Assassinated … a leader of vision

Ismail Abu Shanab, the Hamas leader killed in an Israeli helicopter strike on Thursday, was widely regarded by Palestinians as a moderate voice within the armed Islamic resistance group.

Abu Shanab was committed to finding a two-state settlement

He was a high-profile political leader and spokesman regularly interviewed in the US media. A skilled negotiator who knew the value of compromise, he was committed to working with the Palestinian Authority.

Abu Shanab was not a military commander.

Academic father

His death strikes a blow at the heart of the peace process between Israel and Palestine, and is likely to ignite a region already on the brink.

Reactions

“The truce is dead. We’re now back to the vicious cycle of violence”
Ali al-Jirbawi, Professor of International Relations, Bir-Zeit University, West Bank

“It will be hard to find another Palestinian interlocutor.Who would wish to pick up such a poisoned chalice?”
Neil Partick, Middle East analyst, The Economist, London

“In a paradoxical sense, this gets Abbas off the hook. He has been under pressure to do what he was unable to do (rein in the armed groups). Now he has a politically good pretext not to do it”
Mark Heller, Principal Research Associate, Israel’s Jaffee Centre for Strategic Studies

“The truce was never alive, nor was the road map. The truce is a hudna’  (ceasefire) – it was never agreed between two sides. The terms were set by the Palestinians”

Gerald Steinberg, head of Conflict Management Programme, Israel’s Bar-Ilan University

“His assassination is a big loss to Hamas as a movement, but the only consolation is that Israel will pay a heavy price in blood for killing him”
Hamas official

Born in 1955 in the village of al-Jeyeh, near the southern city of Ashqelon, Abu Shanab was married and the father of 11 children. The youngest is less than a year old.

He studied engineering in Egypt and received a master’s degree in the United States.

He spent 10 years in Israeli prisons for leading Hamas’ political wing during the first Intifada, following the arrest of Sheikh Ahmad Yasin, the founder and spiritual leader of Hamas.

Until his untimely death, he worked as an engineering lecturer at Gaza’s Islamic University. He was also a key union figure, and had served as  the head of the engineers union twice since being freed from Israeli prisons.

Responding to the news of his assassination, Sheikh Ahmad Yasin told Aljazeera that a “horrible, unprecedented crime” had been committed by Israel.

“The assassination of a political leader is a violation of all norms and a sabotage of all previous agreements,” he said.

Ismail Haniya, another Hamas leader, said that Israel’s killing of Abu Shanab signalled the Jewish state’s termination of a shaky truce in place since 29 June but repeatedly violated by Israeli incursions into Palestinian territory.

“Hamas’ retaliation for the operation will take the form of deeds, not words,” he said.

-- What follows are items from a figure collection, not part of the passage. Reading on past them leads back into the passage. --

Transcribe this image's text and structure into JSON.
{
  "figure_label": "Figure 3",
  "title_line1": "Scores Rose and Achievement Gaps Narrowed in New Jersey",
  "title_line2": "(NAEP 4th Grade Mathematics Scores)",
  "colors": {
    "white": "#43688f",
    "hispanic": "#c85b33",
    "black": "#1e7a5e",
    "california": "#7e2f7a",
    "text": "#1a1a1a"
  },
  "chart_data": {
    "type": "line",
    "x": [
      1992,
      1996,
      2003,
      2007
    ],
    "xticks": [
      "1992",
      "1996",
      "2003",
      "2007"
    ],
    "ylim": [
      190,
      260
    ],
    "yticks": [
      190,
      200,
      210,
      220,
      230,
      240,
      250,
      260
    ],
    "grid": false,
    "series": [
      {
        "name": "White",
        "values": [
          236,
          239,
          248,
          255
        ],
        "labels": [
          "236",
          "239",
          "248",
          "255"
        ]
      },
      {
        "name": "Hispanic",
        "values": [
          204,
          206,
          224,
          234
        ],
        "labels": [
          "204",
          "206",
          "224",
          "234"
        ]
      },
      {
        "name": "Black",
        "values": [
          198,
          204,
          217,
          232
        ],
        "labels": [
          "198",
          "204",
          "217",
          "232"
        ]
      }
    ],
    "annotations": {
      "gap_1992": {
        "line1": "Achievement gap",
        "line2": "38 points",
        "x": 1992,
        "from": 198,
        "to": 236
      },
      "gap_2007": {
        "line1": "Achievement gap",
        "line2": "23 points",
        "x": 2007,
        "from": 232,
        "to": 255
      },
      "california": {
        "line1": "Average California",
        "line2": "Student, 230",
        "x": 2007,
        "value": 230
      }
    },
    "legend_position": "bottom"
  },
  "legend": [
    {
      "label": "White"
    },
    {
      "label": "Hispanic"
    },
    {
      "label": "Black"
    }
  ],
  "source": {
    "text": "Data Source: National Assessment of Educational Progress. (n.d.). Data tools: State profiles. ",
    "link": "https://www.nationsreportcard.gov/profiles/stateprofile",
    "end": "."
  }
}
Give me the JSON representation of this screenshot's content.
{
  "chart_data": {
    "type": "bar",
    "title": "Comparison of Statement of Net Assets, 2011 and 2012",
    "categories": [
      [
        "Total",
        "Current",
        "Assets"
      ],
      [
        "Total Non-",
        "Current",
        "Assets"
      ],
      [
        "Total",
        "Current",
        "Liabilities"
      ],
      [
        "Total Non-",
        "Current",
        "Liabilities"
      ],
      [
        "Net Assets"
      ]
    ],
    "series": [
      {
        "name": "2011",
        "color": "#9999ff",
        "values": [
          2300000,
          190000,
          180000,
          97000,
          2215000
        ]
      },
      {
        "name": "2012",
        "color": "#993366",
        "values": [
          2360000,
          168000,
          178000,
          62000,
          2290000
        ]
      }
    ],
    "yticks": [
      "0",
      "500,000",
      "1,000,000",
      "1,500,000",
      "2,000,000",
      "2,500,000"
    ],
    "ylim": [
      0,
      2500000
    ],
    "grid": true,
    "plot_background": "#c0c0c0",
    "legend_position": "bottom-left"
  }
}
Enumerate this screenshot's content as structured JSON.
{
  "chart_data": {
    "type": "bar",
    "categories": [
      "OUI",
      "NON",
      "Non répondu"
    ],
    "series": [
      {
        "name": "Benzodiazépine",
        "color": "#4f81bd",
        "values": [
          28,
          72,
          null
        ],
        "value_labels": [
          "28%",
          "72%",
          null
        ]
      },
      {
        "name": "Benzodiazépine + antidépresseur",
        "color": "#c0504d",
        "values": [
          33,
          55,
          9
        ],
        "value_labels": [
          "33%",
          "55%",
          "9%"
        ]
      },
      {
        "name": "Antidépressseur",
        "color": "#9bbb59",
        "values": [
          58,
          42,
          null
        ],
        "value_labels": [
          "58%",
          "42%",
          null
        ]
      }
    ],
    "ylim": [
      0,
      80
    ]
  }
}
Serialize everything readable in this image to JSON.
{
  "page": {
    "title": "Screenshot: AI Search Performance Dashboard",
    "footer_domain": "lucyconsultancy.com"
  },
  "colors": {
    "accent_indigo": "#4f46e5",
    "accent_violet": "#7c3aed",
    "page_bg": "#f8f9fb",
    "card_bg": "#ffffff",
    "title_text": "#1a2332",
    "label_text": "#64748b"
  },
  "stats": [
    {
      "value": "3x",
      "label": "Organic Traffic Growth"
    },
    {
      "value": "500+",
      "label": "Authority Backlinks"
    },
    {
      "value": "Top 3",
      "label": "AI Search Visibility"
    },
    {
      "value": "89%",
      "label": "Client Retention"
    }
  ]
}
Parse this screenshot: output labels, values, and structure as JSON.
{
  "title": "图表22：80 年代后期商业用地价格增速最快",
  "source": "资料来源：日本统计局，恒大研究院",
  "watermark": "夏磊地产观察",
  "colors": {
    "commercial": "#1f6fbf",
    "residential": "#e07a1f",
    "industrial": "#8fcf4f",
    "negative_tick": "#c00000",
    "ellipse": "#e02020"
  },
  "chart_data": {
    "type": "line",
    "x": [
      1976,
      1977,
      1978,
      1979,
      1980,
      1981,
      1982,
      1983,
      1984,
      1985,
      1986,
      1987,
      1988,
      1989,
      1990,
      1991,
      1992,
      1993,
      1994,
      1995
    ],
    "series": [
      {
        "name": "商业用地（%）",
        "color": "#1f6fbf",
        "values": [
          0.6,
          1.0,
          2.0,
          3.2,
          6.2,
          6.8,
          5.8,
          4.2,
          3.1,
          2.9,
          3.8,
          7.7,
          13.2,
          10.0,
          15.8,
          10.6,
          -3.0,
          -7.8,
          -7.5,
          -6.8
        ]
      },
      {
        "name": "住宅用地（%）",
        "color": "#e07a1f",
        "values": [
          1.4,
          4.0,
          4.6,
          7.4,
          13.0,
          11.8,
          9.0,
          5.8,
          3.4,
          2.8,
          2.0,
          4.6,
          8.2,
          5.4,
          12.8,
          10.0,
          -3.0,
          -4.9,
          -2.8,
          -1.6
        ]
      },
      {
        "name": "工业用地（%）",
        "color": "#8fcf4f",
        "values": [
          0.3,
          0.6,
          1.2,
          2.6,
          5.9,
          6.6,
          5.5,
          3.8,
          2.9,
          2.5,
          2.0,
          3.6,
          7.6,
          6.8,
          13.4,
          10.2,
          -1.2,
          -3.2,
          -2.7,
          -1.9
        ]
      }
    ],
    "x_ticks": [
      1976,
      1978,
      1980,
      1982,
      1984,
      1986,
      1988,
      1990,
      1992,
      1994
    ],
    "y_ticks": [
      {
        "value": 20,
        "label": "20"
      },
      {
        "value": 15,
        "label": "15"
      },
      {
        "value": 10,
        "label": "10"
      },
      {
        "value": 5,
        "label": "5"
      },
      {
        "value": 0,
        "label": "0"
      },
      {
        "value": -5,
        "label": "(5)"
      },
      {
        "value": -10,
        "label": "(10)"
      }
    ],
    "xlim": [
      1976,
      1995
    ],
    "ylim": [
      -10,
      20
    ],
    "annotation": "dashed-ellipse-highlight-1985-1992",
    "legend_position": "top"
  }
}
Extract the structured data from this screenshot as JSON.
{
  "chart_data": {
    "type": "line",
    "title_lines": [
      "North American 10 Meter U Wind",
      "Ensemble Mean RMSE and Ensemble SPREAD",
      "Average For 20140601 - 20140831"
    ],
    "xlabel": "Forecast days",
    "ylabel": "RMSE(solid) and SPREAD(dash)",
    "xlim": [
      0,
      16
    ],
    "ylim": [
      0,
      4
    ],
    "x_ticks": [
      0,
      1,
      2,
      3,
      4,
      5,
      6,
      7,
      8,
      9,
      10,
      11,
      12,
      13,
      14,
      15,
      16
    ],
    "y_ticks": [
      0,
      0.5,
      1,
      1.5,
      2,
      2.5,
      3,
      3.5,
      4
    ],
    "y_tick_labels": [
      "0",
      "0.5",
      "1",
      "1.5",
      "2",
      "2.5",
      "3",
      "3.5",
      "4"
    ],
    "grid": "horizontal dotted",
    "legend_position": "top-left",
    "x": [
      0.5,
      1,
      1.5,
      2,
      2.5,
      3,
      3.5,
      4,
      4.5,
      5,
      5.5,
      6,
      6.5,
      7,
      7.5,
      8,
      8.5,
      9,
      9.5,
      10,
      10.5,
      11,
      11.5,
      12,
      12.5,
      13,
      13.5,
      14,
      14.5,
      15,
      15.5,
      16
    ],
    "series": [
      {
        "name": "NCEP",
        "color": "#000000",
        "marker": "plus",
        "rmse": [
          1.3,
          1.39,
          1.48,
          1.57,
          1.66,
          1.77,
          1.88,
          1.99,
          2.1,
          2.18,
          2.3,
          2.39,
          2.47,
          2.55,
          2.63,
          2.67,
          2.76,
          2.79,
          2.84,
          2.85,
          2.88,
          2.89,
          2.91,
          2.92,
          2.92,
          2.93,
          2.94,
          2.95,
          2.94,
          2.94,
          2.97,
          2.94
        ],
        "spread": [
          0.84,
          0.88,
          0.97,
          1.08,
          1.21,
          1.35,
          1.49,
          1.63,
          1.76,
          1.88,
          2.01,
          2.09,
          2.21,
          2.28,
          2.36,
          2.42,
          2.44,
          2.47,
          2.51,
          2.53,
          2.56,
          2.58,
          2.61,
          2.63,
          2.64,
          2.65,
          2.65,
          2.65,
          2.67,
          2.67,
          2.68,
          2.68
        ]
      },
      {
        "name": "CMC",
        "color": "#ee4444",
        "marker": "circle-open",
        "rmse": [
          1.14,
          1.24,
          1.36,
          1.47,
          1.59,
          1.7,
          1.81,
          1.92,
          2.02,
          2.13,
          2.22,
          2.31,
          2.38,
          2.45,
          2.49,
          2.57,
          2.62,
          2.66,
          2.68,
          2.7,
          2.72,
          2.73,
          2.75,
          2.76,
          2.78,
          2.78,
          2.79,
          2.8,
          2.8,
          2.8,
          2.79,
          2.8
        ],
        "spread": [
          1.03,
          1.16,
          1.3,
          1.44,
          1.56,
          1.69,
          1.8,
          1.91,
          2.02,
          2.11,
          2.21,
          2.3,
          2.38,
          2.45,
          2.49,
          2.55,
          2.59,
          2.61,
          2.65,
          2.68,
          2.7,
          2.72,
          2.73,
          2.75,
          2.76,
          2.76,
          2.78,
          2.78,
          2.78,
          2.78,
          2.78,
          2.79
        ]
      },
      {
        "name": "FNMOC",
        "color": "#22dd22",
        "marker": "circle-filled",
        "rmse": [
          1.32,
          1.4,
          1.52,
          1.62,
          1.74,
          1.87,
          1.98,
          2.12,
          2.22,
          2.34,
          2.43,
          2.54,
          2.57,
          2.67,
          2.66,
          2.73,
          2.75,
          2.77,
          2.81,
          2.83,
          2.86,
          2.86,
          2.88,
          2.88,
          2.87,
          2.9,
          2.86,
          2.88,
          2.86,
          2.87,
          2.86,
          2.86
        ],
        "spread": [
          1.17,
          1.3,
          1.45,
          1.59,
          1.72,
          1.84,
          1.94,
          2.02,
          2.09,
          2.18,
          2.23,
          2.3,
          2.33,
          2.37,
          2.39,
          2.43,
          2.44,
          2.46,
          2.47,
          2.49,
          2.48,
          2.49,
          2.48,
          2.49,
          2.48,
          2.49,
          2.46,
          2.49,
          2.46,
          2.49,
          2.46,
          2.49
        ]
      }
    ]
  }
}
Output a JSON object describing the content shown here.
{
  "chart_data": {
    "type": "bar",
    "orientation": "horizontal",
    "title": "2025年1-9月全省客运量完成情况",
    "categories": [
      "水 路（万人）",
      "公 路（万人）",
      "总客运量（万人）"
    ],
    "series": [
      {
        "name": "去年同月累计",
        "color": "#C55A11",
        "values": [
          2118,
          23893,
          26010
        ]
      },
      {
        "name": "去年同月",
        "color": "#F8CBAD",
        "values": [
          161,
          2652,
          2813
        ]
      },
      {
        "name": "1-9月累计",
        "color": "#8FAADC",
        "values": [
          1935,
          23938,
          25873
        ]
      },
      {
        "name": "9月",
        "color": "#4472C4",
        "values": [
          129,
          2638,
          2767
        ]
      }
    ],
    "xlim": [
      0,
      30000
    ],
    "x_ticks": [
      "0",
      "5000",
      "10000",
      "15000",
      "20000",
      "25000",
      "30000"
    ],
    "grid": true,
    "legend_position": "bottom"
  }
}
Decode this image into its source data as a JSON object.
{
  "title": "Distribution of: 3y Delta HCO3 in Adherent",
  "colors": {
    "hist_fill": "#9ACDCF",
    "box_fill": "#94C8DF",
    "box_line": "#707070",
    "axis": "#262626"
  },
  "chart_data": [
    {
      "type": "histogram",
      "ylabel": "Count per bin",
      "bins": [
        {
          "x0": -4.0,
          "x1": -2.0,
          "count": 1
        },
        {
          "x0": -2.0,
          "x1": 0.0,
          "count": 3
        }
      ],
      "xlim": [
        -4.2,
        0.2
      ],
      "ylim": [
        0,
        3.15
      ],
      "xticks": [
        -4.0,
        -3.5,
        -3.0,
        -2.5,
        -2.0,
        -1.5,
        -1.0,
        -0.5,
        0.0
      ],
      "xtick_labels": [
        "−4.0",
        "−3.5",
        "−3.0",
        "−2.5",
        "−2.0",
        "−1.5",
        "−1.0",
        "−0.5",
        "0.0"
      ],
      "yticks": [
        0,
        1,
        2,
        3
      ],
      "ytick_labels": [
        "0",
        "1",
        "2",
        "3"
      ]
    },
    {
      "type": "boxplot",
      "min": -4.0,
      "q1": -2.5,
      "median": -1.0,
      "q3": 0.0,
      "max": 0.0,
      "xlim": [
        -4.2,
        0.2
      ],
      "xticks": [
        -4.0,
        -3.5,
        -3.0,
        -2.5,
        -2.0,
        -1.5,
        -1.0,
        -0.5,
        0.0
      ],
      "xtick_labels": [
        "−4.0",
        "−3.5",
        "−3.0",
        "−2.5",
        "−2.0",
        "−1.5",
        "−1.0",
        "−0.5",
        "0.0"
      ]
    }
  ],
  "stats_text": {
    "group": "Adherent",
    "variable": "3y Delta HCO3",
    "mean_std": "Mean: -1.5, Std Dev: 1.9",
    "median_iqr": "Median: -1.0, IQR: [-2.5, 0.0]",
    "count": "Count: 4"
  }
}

Israel said the high-profile, US-educated engineer was a member of Hamas’s brain trust, which it accused of planning bomb attacks and strengthening a “terrorist infrastructure” during the ceasefire.

“Abu Shanab supported … the continuation of Hamas’ armed struggle and suicide attacks against Israeli targets,” an Israeli security source said.

Abu Shanab took part in several rounds of dialogue with reformist Palestinian President Mahmud Abbas on the truce underpinning a US-backed Middle East peace plan.

Ceasefire dead

The attack was condemned by Abbas, who is under international pressure to crack down on armed groups.

Hamas and another militant group, Islamic Jihad, declared the ceasefire dead after Abu Shanab was killed in the attack in Gaza City.

“As late as yesterday, he spoke about the necessity to continue the dialogue with the Palestinian Authority,” a Hamas official said. “He was a man of great wisdom, who spared no effort to push towards a Palestinian unity.”

In April last year, Ismail Abu Shanab showed his willingness to bring Hamas and Israel to a settlement. He declared that if Israel agreed to the so-called Saudi plan, which called for the Jewish state to return to its pre-1967 borders in return for “normal relations” with Arab nations, Hamas would “cease all military activities.”

“That would be satisfactory for all Palestinian military groups to stop and build our state, to be busy in our own affairs, and have good neighbour relations with Israelis,” he said.

His vision is in severe jeopardy, now that he is dead.